Early recognition of stroke symptoms is important because urgent admission to a hospital can reduce the risk of long-term disability. The acronym FAST includes 4 main symptoms that should prompt notification of emergency services when they suddenly occur[1]. Face – Facial drooping Arms – Arm weakness Speech – Speech difficulties Time – Time, if any of the symptoms are present, we urgently need to be transported to a hospital that provides modern treatments for stroke Other symptoms of stroke are balance disorders, blurred vision, numbness in one side of the body, sudden confusion or unusual sudden headache[2].
Facial Drooping
Arm weakness
Speech difficulties

Woman and Stroke:

One in five women aged 55-75 will suffer from a stroke[3]. Strokes kill twice the number of women with breast cancer and is the third commonest cause of death in women[4]. Women carry a more severe prognosis after a stroke, partially due to more advanced mean age and due to socioeconomic reasons since women are more likely to live alone and to lack adequate access to education and healthcare[5]. As population ages, more women will eventually suffer from stroke and it is imperative to reduce inequalities in healthcare access.

Stroke and children:

Stroke affects all age groups and despite its rareness in children, prompt recognition of symptom and diagnosis may be particularly demanding in clinical practice. Children with congenital heart disease and blood disorders like sickle cell disease are at high risk, however, even children free of underlying disease may suffer from stroke[6].

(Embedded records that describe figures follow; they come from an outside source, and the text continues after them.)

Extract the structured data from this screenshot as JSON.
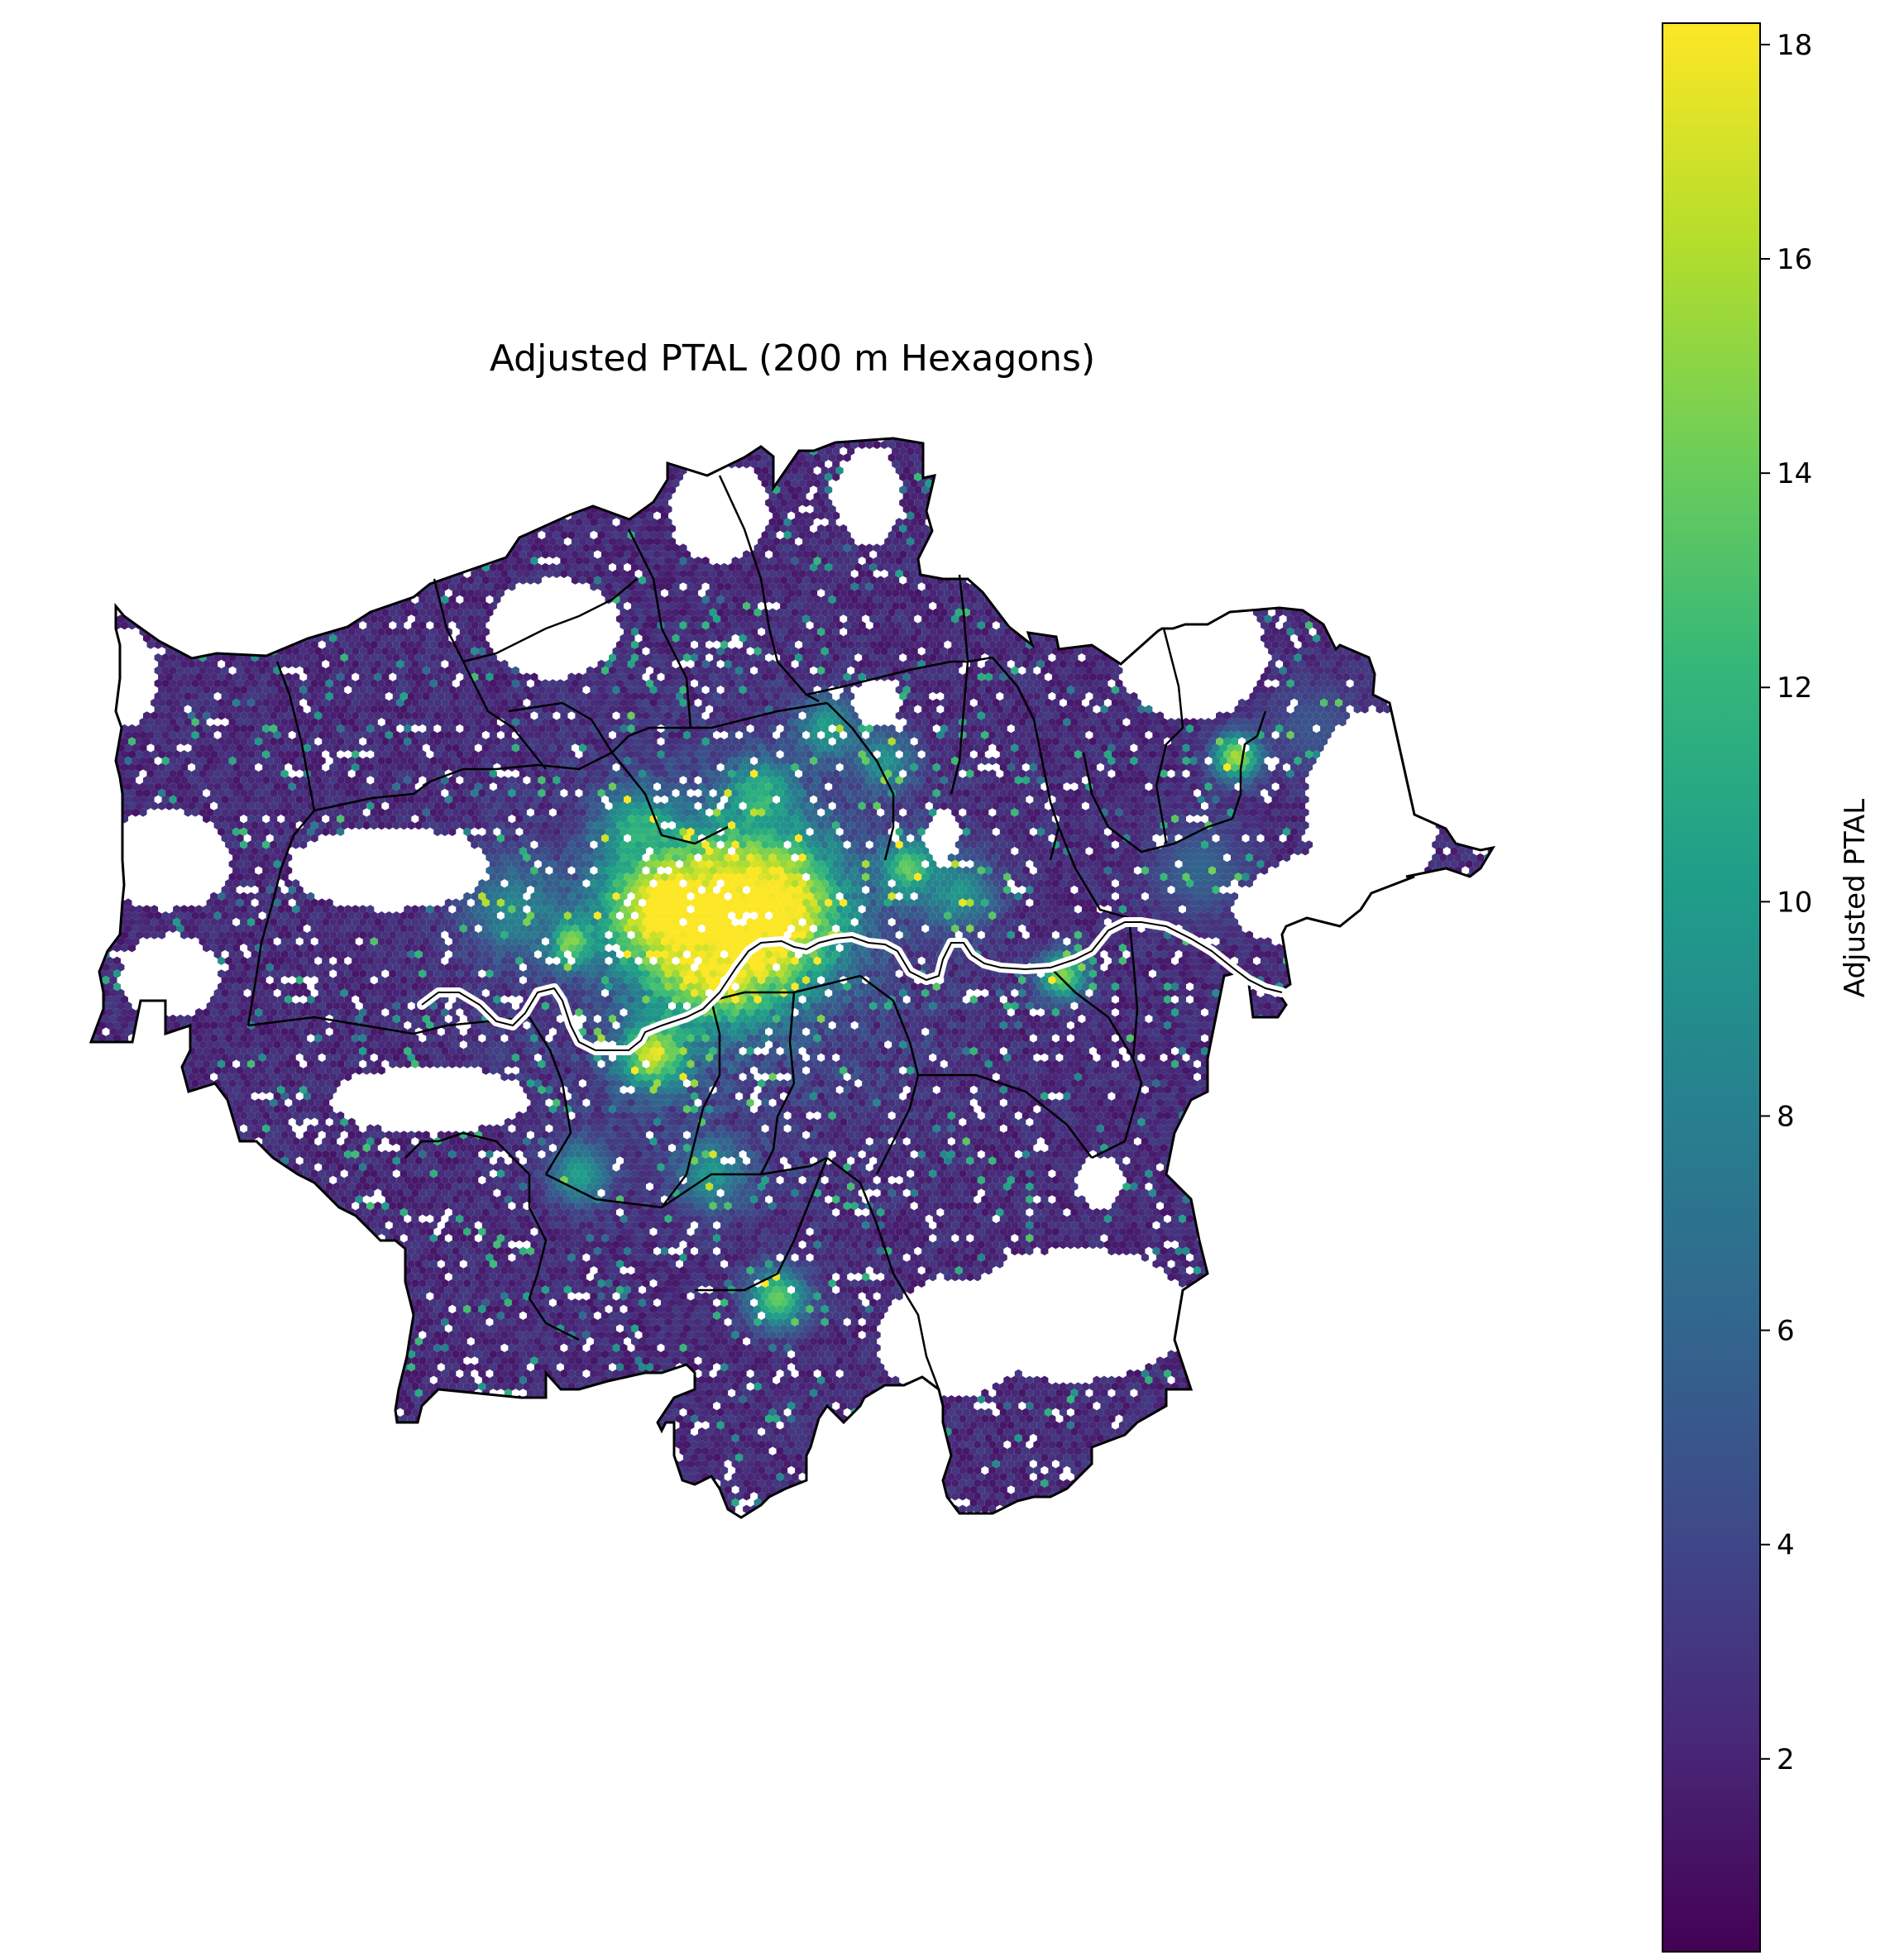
{
  "figure": {
    "title": "Adjusted PTAL (200 m Hexagons)"
  },
  "chart_data": {
    "type": "heatmap",
    "title": "Adjusted PTAL (200 m Hexagons)",
    "map_subject": "London boroughs, hexagon grid",
    "colormap": "viridis",
    "colorbar": {
      "label": "Adjusted PTAL",
      "range": [
        0.2,
        18.2
      ],
      "ticks": [
        2,
        4,
        6,
        8,
        10,
        12,
        14,
        16,
        18
      ],
      "tick_labels": [
        "2",
        "4",
        "6",
        "8",
        "10",
        "12",
        "14",
        "16",
        "18"
      ],
      "colors": [
        "#440154",
        "#482878",
        "#3e4a89",
        "#31688e",
        "#26828e",
        "#1f9e89",
        "#35b779",
        "#6ece58",
        "#b5de2b",
        "#fde725"
      ]
    },
    "background_color": "#ffffff",
    "boundary_color": "#000000"
  }
}
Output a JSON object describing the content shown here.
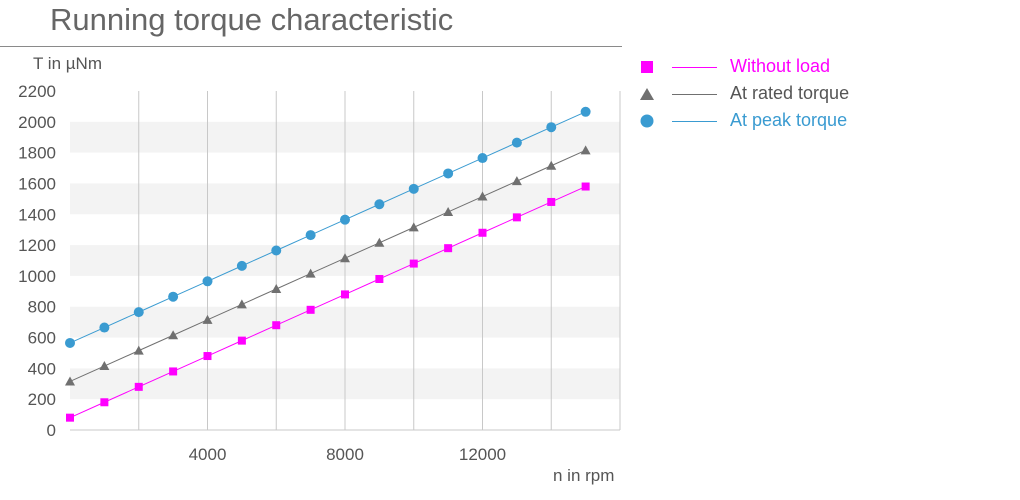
{
  "chart_data": {
    "type": "line",
    "title": "Running torque characteristic",
    "xlabel": "n in rpm",
    "ylabel": "T in µNm",
    "xlim": [
      0,
      16000
    ],
    "ylim": [
      0,
      2200
    ],
    "xticks": [
      4000,
      8000,
      12000
    ],
    "yticks": [
      0,
      200,
      400,
      600,
      800,
      1000,
      1200,
      1400,
      1600,
      1800,
      2000,
      2200
    ],
    "x": [
      0,
      1000,
      2000,
      3000,
      4000,
      5000,
      6000,
      7000,
      8000,
      9000,
      10000,
      11000,
      12000,
      13000,
      14000,
      15000
    ],
    "legend_position": "right",
    "grid": "alternating horizontal bands with vertical gridlines",
    "series": [
      {
        "name": "Without load",
        "color": "#ff00ff",
        "marker": "square",
        "values": [
          80,
          180,
          280,
          380,
          480,
          580,
          680,
          780,
          880,
          980,
          1080,
          1180,
          1280,
          1380,
          1480,
          1580
        ]
      },
      {
        "name": "At rated torque",
        "color": "#707070",
        "marker": "triangle",
        "values": [
          315,
          415,
          515,
          615,
          715,
          815,
          915,
          1015,
          1115,
          1215,
          1315,
          1415,
          1515,
          1615,
          1715,
          1815
        ]
      },
      {
        "name": "At peak torque",
        "color": "#3a9bd1",
        "marker": "circle",
        "values": [
          565,
          665,
          765,
          865,
          965,
          1065,
          1165,
          1265,
          1365,
          1465,
          1565,
          1665,
          1765,
          1865,
          1965,
          2065
        ]
      }
    ]
  }
}
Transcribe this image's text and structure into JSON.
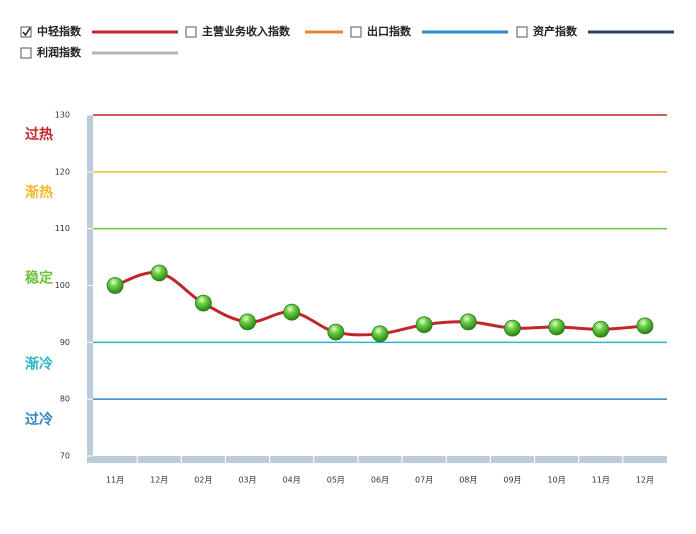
{
  "chart_data": {
    "type": "line",
    "categories": [
      "11月",
      "12月",
      "02月",
      "03月",
      "04月",
      "05月",
      "06月",
      "07月",
      "08月",
      "09月",
      "10月",
      "11月",
      "12月"
    ],
    "series": [
      {
        "name": "中轻指数",
        "color": "#c0272d",
        "checked": true,
        "values": [
          100,
          102.2,
          96.9,
          93.6,
          95.3,
          91.8,
          91.5,
          93.1,
          93.6,
          92.5,
          92.7,
          92.3,
          92.9
        ]
      },
      {
        "name": "主营业务收入指数",
        "color": "#e8862f",
        "checked": false
      },
      {
        "name": "出口指数",
        "color": "#2d8ac7",
        "checked": false
      },
      {
        "name": "资产指数",
        "color": "#2c3e6b",
        "checked": false
      },
      {
        "name": "利润指数",
        "color": "#b5b5b5",
        "checked": false
      }
    ],
    "zones": [
      {
        "label": "过热",
        "value": 130,
        "color": "#c0272d"
      },
      {
        "label": "渐热",
        "value": 120,
        "color": "#f5b82e"
      },
      {
        "label": "稳定",
        "value": 110,
        "color": "#6cc33a"
      },
      {
        "label": "渐冷",
        "value": 90,
        "color": "#2bb5c7"
      },
      {
        "label": "过冷",
        "value": 80,
        "color": "#2f84c0"
      }
    ],
    "ylim": [
      70,
      130
    ],
    "yticks": [
      70,
      80,
      90,
      100,
      110,
      120,
      130
    ]
  }
}
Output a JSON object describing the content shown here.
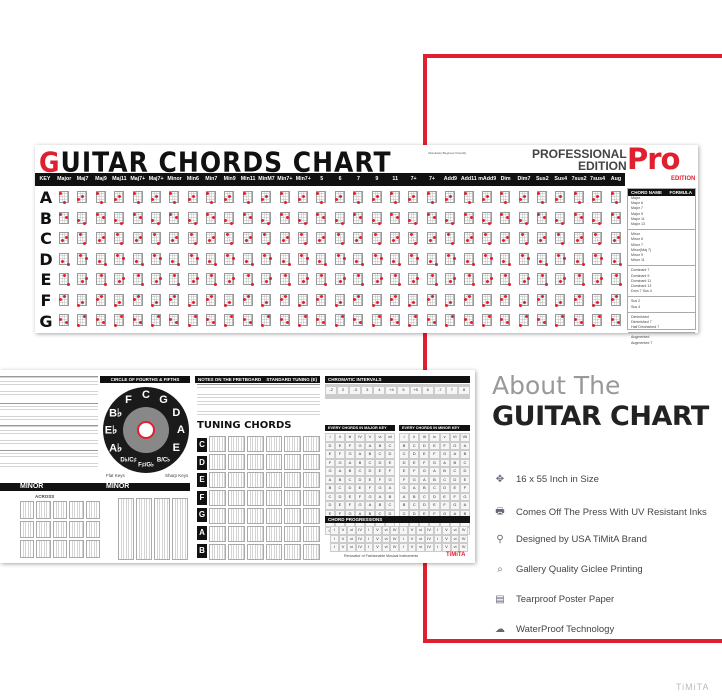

[3] Benjamin EJ, et al. Circulation. 2019;139(10):e1–e473.

[4] National Center for Health Statistics. Underlying Cause of Death 1999-2018, Multiple Cause of Death Files, 1999-2018. CDC WONDER Online Database. Atlanta, GA: Centers for Disease Control and Prevention; 2020.

[5] Cordonnier, C., et al. Neurology, 13(9), 521–532.

[6] Ferriero, et al. Stroke. 2019;50(3):e51-e96.